После долгих размышлений Александр Иванович как-то нагрянул к Генеральному консулу Франции, с коим в свое время был хорошо знаком по службе в Пекине. И на правах старого знакомого преподнес консулу презент, от которого тот не смог отказаться. Это был ящик старого французского вина из Прованса, родины консула. О том, как и за какие деньги Павлову удалось раздобыть этот ящик в Тонкине[77], история умалчивает.
Консул был потрясен и растроган буквально до слез. Он немедленно потребовал у секретаря принести топор и собственноручно вскрыл ящик, дрожащими руками вытаскивал и поглаживал, как кошек, пыльные бутылки, пересыпанные стружками. Александр Иванович лишь улыбался с видом счастливого отца, одарившего своего ребенка диковинной игрушкой. Однако когда консул возжелал немедленной дегустации, на душе Павлова заскребли кошки: мало ли что мог подсунуть ему хитрый торговец?
Пока искали достойные такого вина бокалы, Александр Иванович, со свойственной всем дипломатам предусмотрительностью, незаметно засунул топор под кресло – опасаясь, что экзальтированный француз не замедлит пустить его в ход, окажись в бутылке какая-нибудь поддельная кислятина.
Но вот бутылка вскрыта, на донышко бокала налит глоток вина. Погрев стенки бокала ладонями, консул сначала понюхал вино (да пробуй же скорее, будь ты неладен!) и наконец отхлебнул. Закрыл глаза – Павлов последовал его примеру.
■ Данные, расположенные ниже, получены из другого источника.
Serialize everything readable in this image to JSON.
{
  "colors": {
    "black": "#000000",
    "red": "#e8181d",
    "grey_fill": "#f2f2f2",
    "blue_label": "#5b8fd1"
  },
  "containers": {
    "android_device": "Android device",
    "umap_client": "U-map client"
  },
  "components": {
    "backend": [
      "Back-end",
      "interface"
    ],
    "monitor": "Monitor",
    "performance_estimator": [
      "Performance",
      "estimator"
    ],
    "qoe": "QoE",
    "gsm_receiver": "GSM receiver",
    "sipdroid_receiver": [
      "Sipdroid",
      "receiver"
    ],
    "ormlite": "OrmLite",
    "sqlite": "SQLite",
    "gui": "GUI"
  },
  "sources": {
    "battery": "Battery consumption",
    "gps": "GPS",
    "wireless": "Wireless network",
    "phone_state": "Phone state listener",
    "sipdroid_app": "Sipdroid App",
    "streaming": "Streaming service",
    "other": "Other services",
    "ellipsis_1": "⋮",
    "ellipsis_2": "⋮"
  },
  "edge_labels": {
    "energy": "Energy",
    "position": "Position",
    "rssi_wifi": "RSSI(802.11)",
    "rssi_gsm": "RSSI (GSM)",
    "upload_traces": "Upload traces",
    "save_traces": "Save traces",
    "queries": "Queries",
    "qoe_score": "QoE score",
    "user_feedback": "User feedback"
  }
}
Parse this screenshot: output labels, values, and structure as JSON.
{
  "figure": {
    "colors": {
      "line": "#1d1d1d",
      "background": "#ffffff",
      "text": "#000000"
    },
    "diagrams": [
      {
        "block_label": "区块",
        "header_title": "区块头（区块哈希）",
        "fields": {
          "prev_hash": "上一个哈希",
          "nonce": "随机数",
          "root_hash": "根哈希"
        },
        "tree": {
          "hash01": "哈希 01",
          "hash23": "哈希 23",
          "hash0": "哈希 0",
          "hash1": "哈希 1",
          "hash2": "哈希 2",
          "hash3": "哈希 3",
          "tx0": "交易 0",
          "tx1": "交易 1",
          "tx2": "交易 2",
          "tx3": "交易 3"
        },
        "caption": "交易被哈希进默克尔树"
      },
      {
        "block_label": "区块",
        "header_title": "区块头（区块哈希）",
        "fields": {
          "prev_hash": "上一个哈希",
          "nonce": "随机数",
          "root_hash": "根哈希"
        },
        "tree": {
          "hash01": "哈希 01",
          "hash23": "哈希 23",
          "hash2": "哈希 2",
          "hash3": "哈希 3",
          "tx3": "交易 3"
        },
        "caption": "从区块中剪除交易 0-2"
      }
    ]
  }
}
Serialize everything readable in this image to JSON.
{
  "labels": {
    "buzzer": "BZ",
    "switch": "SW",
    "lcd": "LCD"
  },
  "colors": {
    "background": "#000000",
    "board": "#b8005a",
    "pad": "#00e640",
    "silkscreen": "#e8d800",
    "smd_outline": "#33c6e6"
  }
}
– Да-а, – благоговейно прошептал, наконец, француз. – Это настоящий «Кот-де-Прованс»! – Он осторожно наполнил бокал еще раз. – Причем ему не менее двадцати лет. И, если не ошибаюсь, лоза с маленького виноградника «Белле», с холмов над долиной Вар! Друг мой, признайтесь: где вы раздобыли это чудо?
Мгновенно успокоившийся Александр Иванович сделал таинственное лицо и неопределенный жест обеими руками.
– Я ваш должник, ваше высокопревосходительство! – торжественно заявил консул. – И желаю знать – чем я могу отблагодарить вас за такой подарок?
– Шарль, у меня действительно есть к вам дело! – сразу взял быка за рога Павлов. При этом он многозначительно поглядел на столпившихся в кабинете секретарей и служащих консульства, и те мгновенно исчезли. – И только вы можете мне помочь!
– Говорите, Александр! Хотите, я подарю вам консульскую печать? – пошутил приятель.